From NOAA's National Climatic Data Center, here's a chart that shows the number of disasters, and their cost, for every year since 1980:
As you can see, we're just halfway through 2011, and already eight extreme weather events in the United States have each caused more than a billion dollars in damage—a record since the National Oceanic and Atmospheric Administration began keeping tabs in 1980. The US has faced 99 weather-related disasters that cost at least $1 billion in the past 31 years, totaling $725 billion (when adjusted for inflation). But even though it's only halfway through, 2011 ranks second overall in total number.
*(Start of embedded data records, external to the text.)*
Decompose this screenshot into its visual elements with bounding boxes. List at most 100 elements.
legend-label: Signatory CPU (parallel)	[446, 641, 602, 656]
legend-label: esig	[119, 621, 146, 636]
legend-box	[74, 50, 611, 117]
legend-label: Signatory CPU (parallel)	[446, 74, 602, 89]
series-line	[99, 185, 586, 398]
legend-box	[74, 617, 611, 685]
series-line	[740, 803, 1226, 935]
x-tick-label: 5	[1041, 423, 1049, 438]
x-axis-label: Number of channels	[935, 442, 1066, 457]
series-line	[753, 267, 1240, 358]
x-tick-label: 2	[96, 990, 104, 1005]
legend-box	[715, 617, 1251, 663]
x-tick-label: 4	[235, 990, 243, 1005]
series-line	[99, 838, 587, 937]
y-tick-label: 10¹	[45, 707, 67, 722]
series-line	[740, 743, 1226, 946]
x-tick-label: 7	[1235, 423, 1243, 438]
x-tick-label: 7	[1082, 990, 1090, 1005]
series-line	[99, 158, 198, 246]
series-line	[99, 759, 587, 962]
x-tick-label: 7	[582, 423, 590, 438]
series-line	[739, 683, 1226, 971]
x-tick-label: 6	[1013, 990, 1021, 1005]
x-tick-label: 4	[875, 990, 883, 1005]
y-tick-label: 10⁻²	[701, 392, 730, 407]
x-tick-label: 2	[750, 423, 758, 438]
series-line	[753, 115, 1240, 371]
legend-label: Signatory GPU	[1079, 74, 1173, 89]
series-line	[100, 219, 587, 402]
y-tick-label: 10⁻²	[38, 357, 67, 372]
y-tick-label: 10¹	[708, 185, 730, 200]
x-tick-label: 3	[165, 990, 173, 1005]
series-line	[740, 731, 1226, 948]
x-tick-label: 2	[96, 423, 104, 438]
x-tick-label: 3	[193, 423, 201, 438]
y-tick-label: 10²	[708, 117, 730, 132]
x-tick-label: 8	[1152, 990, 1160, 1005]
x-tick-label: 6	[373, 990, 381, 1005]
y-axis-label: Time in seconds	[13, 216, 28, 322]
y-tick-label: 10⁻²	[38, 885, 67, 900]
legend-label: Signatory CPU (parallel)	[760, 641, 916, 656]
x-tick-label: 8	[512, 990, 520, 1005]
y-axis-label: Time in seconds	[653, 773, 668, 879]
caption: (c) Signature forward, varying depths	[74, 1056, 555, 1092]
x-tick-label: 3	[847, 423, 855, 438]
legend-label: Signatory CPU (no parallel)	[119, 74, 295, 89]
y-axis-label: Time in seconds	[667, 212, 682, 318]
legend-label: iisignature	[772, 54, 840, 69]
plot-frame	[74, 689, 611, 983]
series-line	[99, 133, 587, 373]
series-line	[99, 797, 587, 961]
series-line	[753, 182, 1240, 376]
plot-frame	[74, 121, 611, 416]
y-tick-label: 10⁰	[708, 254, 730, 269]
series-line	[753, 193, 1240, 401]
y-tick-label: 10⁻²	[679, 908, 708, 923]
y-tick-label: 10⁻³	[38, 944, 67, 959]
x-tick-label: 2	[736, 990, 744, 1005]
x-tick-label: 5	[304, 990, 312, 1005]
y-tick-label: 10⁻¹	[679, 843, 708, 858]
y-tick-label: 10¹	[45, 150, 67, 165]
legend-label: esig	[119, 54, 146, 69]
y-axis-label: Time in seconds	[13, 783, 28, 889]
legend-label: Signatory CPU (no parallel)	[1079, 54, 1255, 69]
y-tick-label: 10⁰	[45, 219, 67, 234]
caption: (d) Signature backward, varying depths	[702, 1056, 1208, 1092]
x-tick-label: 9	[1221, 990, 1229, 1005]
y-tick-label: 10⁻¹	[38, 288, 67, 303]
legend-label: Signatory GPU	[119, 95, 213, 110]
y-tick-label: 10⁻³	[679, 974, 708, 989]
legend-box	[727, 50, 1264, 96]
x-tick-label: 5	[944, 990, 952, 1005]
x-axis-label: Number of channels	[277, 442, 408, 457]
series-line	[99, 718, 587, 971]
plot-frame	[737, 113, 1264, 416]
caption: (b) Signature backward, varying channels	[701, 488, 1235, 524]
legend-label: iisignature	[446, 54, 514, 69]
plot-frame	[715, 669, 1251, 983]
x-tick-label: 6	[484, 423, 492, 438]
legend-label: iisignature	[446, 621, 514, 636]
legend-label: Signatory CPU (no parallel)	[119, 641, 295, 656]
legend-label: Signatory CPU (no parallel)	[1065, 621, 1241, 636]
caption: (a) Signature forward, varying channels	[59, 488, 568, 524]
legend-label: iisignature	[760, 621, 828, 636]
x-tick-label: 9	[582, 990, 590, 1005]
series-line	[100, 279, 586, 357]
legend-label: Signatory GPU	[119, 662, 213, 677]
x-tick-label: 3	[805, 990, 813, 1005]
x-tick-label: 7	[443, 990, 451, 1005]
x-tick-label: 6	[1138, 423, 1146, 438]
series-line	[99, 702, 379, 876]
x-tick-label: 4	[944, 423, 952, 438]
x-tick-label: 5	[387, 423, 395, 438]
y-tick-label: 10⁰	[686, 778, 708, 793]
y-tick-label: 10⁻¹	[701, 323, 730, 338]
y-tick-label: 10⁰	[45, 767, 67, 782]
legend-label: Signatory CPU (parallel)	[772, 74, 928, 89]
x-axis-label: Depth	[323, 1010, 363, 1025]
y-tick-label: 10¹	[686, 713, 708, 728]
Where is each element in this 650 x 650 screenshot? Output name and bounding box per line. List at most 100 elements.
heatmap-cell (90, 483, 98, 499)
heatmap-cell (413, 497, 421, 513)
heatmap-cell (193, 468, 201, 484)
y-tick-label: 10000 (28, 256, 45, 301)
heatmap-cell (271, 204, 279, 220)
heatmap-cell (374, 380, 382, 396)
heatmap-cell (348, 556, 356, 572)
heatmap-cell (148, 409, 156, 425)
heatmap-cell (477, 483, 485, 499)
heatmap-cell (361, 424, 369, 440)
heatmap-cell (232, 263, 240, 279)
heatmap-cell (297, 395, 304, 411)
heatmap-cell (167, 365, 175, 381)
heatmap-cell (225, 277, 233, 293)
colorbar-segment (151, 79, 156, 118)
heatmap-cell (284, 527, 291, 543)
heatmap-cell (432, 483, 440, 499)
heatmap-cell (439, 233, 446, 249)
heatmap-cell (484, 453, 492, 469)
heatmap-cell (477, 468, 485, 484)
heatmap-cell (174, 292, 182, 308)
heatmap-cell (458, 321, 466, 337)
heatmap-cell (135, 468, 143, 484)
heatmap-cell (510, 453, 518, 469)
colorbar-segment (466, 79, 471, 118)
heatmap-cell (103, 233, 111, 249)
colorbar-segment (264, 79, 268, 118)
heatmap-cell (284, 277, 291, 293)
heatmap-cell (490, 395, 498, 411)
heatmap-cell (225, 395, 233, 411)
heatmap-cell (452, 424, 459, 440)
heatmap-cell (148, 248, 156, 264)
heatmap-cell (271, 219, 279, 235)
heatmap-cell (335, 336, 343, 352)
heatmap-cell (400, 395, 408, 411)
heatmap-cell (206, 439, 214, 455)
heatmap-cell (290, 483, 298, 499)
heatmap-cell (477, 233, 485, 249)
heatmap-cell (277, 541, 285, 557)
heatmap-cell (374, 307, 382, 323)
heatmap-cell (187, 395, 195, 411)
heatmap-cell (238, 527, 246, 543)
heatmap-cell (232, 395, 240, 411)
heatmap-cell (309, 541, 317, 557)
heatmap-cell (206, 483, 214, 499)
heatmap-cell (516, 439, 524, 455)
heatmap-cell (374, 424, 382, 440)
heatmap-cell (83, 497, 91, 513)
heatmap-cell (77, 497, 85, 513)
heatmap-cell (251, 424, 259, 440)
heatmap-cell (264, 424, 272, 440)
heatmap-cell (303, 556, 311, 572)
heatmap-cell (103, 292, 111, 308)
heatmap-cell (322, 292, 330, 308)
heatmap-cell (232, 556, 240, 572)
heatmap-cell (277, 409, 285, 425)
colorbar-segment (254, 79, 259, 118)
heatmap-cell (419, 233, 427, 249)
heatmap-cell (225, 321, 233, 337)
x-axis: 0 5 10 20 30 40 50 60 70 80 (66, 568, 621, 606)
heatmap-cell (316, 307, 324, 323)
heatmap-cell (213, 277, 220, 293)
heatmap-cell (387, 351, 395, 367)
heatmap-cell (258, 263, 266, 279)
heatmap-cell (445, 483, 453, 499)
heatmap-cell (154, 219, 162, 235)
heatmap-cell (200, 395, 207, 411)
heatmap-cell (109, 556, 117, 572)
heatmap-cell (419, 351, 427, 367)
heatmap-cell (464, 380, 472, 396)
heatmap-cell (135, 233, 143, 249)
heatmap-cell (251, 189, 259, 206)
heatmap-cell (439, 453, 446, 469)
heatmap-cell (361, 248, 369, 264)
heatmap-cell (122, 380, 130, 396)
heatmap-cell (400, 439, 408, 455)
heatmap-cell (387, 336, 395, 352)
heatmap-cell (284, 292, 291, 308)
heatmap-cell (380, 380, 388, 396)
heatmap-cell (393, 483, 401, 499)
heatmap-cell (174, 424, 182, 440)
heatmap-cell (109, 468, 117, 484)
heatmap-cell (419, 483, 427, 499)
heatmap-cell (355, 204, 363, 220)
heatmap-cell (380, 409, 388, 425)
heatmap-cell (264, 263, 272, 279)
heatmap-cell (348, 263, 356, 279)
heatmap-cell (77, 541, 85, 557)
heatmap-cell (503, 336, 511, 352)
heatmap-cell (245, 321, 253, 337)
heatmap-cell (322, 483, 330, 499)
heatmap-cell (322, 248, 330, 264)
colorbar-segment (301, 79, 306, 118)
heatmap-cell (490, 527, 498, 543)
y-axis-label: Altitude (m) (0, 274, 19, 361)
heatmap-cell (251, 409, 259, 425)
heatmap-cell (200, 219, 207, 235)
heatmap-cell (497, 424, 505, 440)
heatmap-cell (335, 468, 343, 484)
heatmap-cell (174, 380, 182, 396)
There have been $32 billion in damages caused by extreme weather events this year, which have included blizzards, tornados, floods, and wildfires, National Climatic Data Center director Tom Karl said last week. The NCDC, a division of NOAA, released a released these stats last week in the wake of this spring's tumult.
Hurricane season—which tends to yield some of the costliest weather events—just started on June 1. And we've barely seen the beginning of the summer heat.
While the economic costs are high, so, too, are the human. There have been 575 deaths from this year's weather events, the majority of them in the tornadoes in the Southeast and Midwest. The damage in Joplin, Mo. is a testament to the power of the most extreme among extreme weather events.
The weather-related disaster that people recall most immediately is Hurricane Katrina, which caused 1,833 deaths and caused $133.8 billion in damages. But drought and heatwaves have accounted for the two most catastrophic events to date: 10,000 deaths and $55.4 billion in damages in 1980 and another 7,500 deaths and $71.2 billion in damages in 1988.
Of course, we've always had severe weather events. And this year so far has been more extreme than most. But scientists have now warned repeatedly that we should expect extreme events more often in the future as the climate changes. It's safe to say we can expect more billion-dollar events down the line.